Toby Baker, executive director of TCEQ, said the agency will be conducting a full regulatory review for the state’s water systems.

“I am not aware that there have ever been problems of this magnitude from a water system standpoint in the history of the state,” he said at a press conference on Saturday. “We will take full advantage of this event to learn.”


At his Houston home, plumber Jay Farrell said he “would rather have been through a hurricane than this frost.”

Farrell said he couldn’t shower and has been using buckets of water from his hot tub to flush the toilet for days.
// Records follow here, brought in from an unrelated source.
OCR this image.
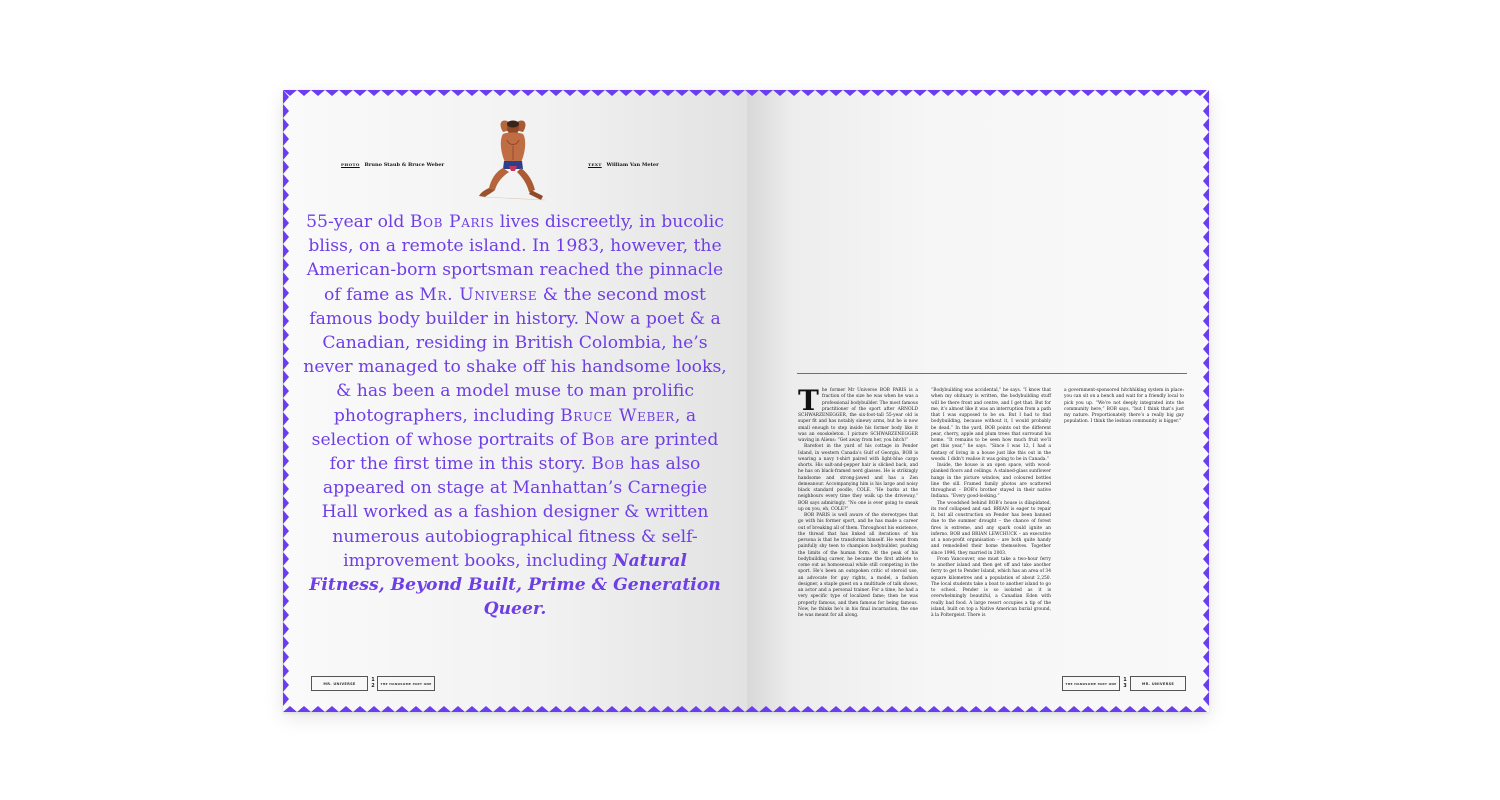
PHOTO Bruno Staub & Bruce Weber	TEXT William Van Meter
55-year old Bob Paris lives discreetly, in bucolic bliss, on a remote island. In 1983, however, the American-born sportsman reached the pinnacle of fame as Mr. Universe & the second most famous body builder in history. Now a poet & a Canadian, residing in British Colombia, he’s never managed to shake off his handsome looks, & has been a model muse to man prolific photographers, including Bruce Weber, a selection of whose portraits of Bob are printed for the first time in this story. Bob has also appeared on stage at Manhattan’s Carnegie Hall worked as a fashion designer & written numerous autobiographical fitness & self-improvement books, including Natural Fitness, Beyond Built, Prime & Generation Queer.
MR. UNIVERSE
1
2	THE HANDSOME PART ONE
T he former Mr Universe BOB PARIS is a fraction of the size he was when he was a professional bodybuilder. The most famous practitioner of the sport after ARNOLD SCHWARZENEGGER, the six-foot-tall 55-year old is super fit and has notably sinewy arms, but he is now small enough to step inside his former body like it was an exoskeleton. I picture SCHWARZENEGGER waving in Aliens: “Get away from her, you bitch!”

Barefoot in the yard of his cottage in Pender Island, in western Canada’s Gulf of Georgia, BOB is wearing a navy t-shirt paired with light-blue cargo shorts. His salt-and-pepper hair is slicked back, and he has on black-framed nerd glasses. He is strikingly handsome and strong-jawed and has a Zen demeanour. Accompanying him is his large and noisy black standard poodle, COLE. “He barks at the neighbours every time they walk up the driveway,” BOB says admiringly. “No one is ever going to sneak up on you, eh, COLE?”

BOB PARIS is well aware of the stereotypes that go with his former sport, and he has made a career out of breaking all of them. Throughout his existence, the thread that has linked all iterations of his persona is that he transforms himself. He went from painfully shy teen to champion bodybuilder, pushing the limits of the human form. At the peak of his bodybuilding career, he became the first athlete to come out as homosexual while still competing in the sport. He’s been an outspoken critic of steroid use, an advocate for gay rights, a model, a fashion designer, a staple guest on a multitude of talk shows, an actor and a personal trainer. For a time, he had a very specific type of localized fame; then he was properly famous, and then famous for being famous. Now, he thinks he’s in his final incarnation, the one he was meant for all along.

“Bodybuilding was accidental,” he says. “I know that when my obituary is written, the bodybuilding stuff will be there front and centre, and I get that. But for me, it’s almost like it was an interruption from a path that I was supposed to be on. But I had to find bodybuilding, because without it, I would probably be dead.” In the yard, BOB points out the different pear, cherry, apple and plum trees that surround his home. “It remains to be seen how much fruit we’ll get this year,” he says. “Since I was 12, I had a fantasy of living in a house just like this out in the woods. I didn’t realise it was going to be in Canada.”

Inside, the house is an open space, with wood-planked floors and ceilings. A stained-glass sunflower hangs in the picture window, and coloured bottles line the sill. Framed family photos are scattered throughout – BOB’s brother stayed in their native Indiana. “Every good-looking.”

The woodshed behind BOB’s house is dilapidated, its roof collapsed and sad. BRIAN is eager to repair it, but all construction on Pender has been banned due to the summer drought – the chance of forest fires is extreme, and any spark could ignite an inferno. BOB and BRIAN LEWCHUCK – an executive at a non-profit organisation – are both quite handy and remodelled their home themselves. Together since 1996, they married in 2003.

From Vancouver, one must take a two-hour ferry to another island and then get off and take another ferry to get to Pender Island, which has an area of 34 square kilometres and a population of about 2,250. The local students take a boat to another island to go to school. Pender is so isolated as it is overwhelmingly beautiful, a Canadian Eden with really bad food. A large resort occupies a tip of the island, built on top a Native American burial ground, à la Poltergeist. There is

a government-sponsored hitchhiking system in place: you can sit on a bench and wait for a friendly local to pick you up. “We’re not deeply integrated into the community here,” BOB says, “but I think that’s just my nature. Proportionately there’s a really big gay population. I think the lesbian community is bigger.”

THE HANDSOME PART ONE
1
3	MR. UNIVERSE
When Texas was shaking in the dark while it was freezing, he said the temperature in his house had dropped to minus 5.5 degrees Celsius.

In Houston, officials were more optimistic after most residents were restored to electricity and the mass distribution of bottled water began.

“Things are looking good … We are heading towards normality,” said Hidalgo on Friday in a video address. “Right now it’s about moving from reaction to recovery.”

Meanwhile, Abbott said he convened an emergency meeting with officials on Saturday to discuss the rise in energy bills many residents were receiving after the blackouts.


Texas’ Electric Reliability Council (ERCOT), a cooperative responsible for 90% of the state’s electricity, came under fire after the power grid collapsed when demand spiked during the freeze.

Abbott hit ERCOT last week, saying the company told officials before the storm that the network was ready.

A lawsuit was filed against ERCOT in the Nueces District Court in Corpus Christi on Friday alleging the council failed to heed warnings and took action to address vulnerabilities in energy infrastructure.

Separately, Texas Attorney General Ken Paxton has made civil investigative demands on ERCOT and other utility companies regarding power outages, contingency plans, energy prices, and more related to winter weather.

In a statement on Friday, Paxton said the companies had “grossly mistreated” the weather emergency and vowed to “get to the bottom of the blackout.”

(Except for the headline, this story was not edited by GossipMantri staff and published from a syndicated feed.)